The Greensboro Jewish Federation will offer up to five scholarships of up to $2,000 to assist with travel expenses.

The scholarship was established by the Brenners family to foster greater understanding by non-Jewish students of Jewish issues, particularly the Holocaust by providing scholarships for educational programs.

Marilyn Chandler, executive director of the Greensboro Jewish Federation, said, “We are very excited about making this opportunity available to college students who are interested in furthering their understanding of the Holocaust.”

The study-abroad program sponsored by Appalachian’s Center for Judaic, Holocaust and Peace Studies is led by Dr. Rennie Brantz from the Department of History and co-director of the center. The program takes students to Austria, France and Germany where they tour sites related to the Holocaust.

Chandler believes the program and the scholarship will help students “have an exceptional overseas experience pertaining to the Holocaust.”

Appalachian has offered a Holocaust study-abroad experience for more than a dozen years. This year’s program runs from May 11 to June 6, during which students earn six hours of academic credit. The application for the scholarship is available online at holocaust.appstate.edu/course-offerings/study-abroad.

The late Abraham “Abe” Brenner was a life-long resident of Winston-Salem. He and his brothers established an iron and metal company that evolved into a conglomerate known as the Brenner Companies. The brothers also established The Brenner Foundation which supports Brenner Children’s Hospital, an affiliate of Wake Forest Baptist Medical Center in Winston-Salem.

Miriam Prystowsky Brenner, who resides in Winston-Salem, is active with Temple Emanuel as well as the Jewish Federations of North America campaign for Israel.
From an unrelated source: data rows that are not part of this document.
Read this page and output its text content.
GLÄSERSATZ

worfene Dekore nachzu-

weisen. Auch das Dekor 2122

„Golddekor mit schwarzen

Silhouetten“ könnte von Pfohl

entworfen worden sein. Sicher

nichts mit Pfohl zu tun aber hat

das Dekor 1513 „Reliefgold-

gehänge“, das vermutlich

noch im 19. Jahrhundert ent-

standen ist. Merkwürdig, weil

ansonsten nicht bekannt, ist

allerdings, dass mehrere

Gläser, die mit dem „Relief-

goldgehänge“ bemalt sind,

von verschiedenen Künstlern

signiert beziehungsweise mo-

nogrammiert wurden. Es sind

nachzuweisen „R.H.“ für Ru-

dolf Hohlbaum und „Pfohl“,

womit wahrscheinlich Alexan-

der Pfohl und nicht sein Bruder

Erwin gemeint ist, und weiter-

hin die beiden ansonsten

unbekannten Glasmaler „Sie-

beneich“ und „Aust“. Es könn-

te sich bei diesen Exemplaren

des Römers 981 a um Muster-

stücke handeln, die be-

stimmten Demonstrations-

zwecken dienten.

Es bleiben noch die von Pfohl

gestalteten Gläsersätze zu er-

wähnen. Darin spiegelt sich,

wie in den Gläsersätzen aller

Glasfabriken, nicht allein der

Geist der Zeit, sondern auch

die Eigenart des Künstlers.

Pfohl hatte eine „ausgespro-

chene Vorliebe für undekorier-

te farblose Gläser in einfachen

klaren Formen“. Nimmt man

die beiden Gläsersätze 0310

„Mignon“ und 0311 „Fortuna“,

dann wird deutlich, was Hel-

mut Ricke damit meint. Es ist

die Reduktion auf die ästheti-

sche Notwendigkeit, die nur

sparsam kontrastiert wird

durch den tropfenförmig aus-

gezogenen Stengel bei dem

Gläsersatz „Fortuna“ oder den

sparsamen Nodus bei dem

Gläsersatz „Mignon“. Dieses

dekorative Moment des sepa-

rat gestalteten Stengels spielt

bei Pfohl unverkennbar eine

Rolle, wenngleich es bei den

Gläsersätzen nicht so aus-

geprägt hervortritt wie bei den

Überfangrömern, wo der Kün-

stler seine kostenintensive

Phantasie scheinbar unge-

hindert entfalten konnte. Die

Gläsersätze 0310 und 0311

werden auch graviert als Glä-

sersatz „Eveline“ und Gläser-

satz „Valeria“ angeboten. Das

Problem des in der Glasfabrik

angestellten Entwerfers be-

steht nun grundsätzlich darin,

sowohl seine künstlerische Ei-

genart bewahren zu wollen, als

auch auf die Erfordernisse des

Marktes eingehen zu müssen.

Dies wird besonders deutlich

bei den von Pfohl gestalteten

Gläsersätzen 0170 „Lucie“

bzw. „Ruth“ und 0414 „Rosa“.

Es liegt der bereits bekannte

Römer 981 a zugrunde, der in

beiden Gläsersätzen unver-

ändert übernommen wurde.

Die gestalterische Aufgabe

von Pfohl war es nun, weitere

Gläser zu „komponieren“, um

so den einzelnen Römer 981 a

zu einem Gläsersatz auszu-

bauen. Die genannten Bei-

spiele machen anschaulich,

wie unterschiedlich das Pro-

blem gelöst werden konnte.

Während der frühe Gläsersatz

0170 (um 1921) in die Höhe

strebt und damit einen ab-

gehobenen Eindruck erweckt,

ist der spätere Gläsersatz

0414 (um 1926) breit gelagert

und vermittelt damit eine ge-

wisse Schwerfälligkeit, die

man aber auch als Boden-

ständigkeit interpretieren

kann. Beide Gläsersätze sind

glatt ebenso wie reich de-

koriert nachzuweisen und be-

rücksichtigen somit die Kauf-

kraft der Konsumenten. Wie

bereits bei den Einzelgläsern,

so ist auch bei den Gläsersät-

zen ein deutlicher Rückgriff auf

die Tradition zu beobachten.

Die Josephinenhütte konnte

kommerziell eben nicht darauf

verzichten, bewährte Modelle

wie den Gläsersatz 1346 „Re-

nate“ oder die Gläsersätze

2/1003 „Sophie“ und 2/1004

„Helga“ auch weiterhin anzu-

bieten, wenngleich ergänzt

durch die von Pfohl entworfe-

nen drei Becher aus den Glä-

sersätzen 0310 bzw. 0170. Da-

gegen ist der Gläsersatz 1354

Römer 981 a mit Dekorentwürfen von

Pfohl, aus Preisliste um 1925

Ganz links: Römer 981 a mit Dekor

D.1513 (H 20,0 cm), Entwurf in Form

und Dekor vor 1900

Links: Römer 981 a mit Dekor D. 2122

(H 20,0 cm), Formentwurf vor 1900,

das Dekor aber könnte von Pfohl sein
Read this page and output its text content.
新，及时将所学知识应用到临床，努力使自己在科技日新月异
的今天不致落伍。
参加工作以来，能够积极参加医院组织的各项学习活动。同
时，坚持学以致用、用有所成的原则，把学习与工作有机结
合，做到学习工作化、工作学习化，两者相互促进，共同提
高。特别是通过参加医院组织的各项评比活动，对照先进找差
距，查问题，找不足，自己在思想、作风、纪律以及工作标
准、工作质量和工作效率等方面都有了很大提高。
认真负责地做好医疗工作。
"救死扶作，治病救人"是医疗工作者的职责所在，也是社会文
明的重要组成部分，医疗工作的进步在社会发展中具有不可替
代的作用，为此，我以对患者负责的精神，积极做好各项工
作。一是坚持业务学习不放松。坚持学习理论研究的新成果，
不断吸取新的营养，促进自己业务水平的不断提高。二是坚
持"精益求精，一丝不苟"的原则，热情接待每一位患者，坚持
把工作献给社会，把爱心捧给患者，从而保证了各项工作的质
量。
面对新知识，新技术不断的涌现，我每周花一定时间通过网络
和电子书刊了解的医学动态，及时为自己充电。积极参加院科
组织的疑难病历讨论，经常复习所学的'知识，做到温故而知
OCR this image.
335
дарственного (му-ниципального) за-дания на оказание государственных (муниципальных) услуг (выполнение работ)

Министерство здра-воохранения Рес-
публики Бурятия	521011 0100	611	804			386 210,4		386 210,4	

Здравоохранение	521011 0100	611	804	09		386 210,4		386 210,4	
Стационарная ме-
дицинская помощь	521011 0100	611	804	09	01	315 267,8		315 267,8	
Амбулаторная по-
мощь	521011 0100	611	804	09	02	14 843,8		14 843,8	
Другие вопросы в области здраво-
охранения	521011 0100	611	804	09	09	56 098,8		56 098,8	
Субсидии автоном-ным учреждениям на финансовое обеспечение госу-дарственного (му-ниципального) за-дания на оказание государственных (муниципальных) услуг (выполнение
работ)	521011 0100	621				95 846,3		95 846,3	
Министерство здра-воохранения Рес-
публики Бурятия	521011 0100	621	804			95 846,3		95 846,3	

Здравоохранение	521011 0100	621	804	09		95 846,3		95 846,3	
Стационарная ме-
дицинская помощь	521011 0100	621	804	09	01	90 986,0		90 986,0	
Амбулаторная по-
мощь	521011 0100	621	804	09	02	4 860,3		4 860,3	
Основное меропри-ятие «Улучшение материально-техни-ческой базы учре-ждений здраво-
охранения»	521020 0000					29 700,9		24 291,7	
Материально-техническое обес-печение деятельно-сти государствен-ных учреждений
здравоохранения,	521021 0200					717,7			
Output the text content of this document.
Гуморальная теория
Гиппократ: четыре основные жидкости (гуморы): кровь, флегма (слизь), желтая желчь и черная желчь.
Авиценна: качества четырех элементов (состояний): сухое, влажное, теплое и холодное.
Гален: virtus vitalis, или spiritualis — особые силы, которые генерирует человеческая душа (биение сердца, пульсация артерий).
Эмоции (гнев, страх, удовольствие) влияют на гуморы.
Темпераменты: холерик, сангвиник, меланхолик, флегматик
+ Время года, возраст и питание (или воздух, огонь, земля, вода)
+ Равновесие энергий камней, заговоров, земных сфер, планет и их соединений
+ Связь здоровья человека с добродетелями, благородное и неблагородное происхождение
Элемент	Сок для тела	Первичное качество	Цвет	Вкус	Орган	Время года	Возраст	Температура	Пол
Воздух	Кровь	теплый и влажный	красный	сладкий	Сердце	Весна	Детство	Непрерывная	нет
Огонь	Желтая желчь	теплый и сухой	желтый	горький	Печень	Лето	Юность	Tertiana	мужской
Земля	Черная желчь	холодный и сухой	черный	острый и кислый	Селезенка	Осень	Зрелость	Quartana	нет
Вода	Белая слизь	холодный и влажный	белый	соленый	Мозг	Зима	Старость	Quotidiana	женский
The Greensboro Jewish Federation is dedicated to strengthening, supporting and enriching Greensboro Jewish communal life and the lives of Jews in need throughout the world. The federation, established in 1940, is one of the leading federations in North America. It provides leadership, financial and programming resources for the local Jewish community. The federation also funds Greensboro community organizations and coordinates interfaith programming. For more information about the federation, visit http://www.shalomgreensboro.org.

Appalachian’s Center for Judaic, Holocaust and Peace Studies was founded in 2002 to develop educational opportunities for students, teachers and the community. The center seeks to strengthen tolerance, understanding, and remembrance by increasing the knowledge of Jewish culture and history, teaching the history and meaning of the Holocaust, and using these experiences to explore peaceful avenues for human improvement and the prevention of future genocides. It annually sponsors the Martin & Doris Rosen Symposium on Remembering the Holocaust: A Summer Symposium for Educators and the Community.